Solté un largo suspiro.

—¿Eres consciente de que los amigos no se mienten?

Su rostro cayó mientras asentía. La esperanza ya no estaba en él durante el último vistazo que me permitió echarle. Se dio la vuelta, sosteniendo su falda, sin mirarme de nuevo. La vi desaparecer en los servicios. Sus hombros se sacudían. Estaba siendo un hipócrita. No me importaba. Solo quería que se fuera. Cerré mis párpados buscando concentrarme en la oscuridad, no en mi ex, pero haberlo hecho fue un error que no me permitió prepararme para el segundo golpe que tendría el destino preparado para mí esta noche.
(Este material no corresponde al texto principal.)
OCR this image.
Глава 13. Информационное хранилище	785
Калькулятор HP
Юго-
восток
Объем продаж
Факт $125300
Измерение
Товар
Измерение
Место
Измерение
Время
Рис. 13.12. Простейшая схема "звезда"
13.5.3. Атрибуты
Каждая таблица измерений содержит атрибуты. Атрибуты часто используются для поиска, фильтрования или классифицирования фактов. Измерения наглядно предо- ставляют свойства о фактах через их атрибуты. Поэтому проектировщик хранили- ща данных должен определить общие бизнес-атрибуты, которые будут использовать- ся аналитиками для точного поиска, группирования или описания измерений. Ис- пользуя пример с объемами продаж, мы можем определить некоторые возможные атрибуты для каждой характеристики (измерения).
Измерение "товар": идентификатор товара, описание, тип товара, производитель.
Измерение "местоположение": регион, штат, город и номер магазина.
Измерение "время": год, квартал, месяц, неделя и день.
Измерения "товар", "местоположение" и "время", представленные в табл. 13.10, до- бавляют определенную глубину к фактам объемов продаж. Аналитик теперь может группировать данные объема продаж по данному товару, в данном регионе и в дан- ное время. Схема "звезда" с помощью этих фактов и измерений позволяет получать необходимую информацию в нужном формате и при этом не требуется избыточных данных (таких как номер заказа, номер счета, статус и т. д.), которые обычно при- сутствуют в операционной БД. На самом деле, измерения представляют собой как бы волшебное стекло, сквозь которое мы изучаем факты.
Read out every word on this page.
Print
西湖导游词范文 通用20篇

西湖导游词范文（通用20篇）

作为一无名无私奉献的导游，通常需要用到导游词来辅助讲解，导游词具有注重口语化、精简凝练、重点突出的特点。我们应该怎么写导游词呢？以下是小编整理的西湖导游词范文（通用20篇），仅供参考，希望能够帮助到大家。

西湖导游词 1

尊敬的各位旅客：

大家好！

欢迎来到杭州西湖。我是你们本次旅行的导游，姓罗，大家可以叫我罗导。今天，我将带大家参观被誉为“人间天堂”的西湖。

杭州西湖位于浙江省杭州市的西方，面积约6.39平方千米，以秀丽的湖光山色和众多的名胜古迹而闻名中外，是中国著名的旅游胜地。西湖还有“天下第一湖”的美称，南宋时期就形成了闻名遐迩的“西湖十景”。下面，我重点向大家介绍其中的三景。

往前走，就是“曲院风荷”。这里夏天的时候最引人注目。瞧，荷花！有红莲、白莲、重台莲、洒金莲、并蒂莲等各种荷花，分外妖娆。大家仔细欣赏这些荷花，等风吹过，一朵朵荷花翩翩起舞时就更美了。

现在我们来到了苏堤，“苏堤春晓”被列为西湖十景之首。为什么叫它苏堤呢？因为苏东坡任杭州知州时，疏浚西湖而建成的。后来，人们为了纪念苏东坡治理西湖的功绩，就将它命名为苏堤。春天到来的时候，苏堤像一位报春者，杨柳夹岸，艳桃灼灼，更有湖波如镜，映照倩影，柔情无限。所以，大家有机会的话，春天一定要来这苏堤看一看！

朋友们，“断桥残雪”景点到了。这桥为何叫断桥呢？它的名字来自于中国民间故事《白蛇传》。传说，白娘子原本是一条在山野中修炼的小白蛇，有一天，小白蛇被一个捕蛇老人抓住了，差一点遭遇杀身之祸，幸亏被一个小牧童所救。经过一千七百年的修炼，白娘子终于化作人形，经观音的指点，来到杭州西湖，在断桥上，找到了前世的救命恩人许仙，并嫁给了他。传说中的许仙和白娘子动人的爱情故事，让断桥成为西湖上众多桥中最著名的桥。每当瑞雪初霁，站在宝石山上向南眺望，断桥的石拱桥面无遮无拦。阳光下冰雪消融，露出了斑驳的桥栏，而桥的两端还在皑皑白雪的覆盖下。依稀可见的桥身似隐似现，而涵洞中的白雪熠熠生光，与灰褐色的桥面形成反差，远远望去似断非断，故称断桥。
Estaba completamente seguro de haberme quedado sin aire justo en el instante en el que la distinguí. ¿Cómo era posible que se viera tan perfecta? Su clara piel relucía en un sencillo vestido hasta el suelo de terciopelo. Era de lejos la mujer más preciosa presente. Me molestó que su cabello oscuro estuviera amarrado, me gustaba más suelto, pero más lo hizo ver su codo entrelazado con el de Diego mientras se abrían paso hacia la pista de baile. El maldito seguía tras ella. No se había aburrido aún. No lo culpaba. ¿Cómo se suponía que los hombres podrían mantenerse alejados de ella luciendo así? No lo hacían. No podían. No era posible. Quería matarlo. Sacudiendo mi cabeza me forcé a pensar en ella como la mamá de Maddie y... tragué duro cuando sus ojos dieron con los míos.

Grises. Grandes. Eran mi perdición.

Aquí vamos, pensé antes de navegar voluntariamente hacia la tormenta.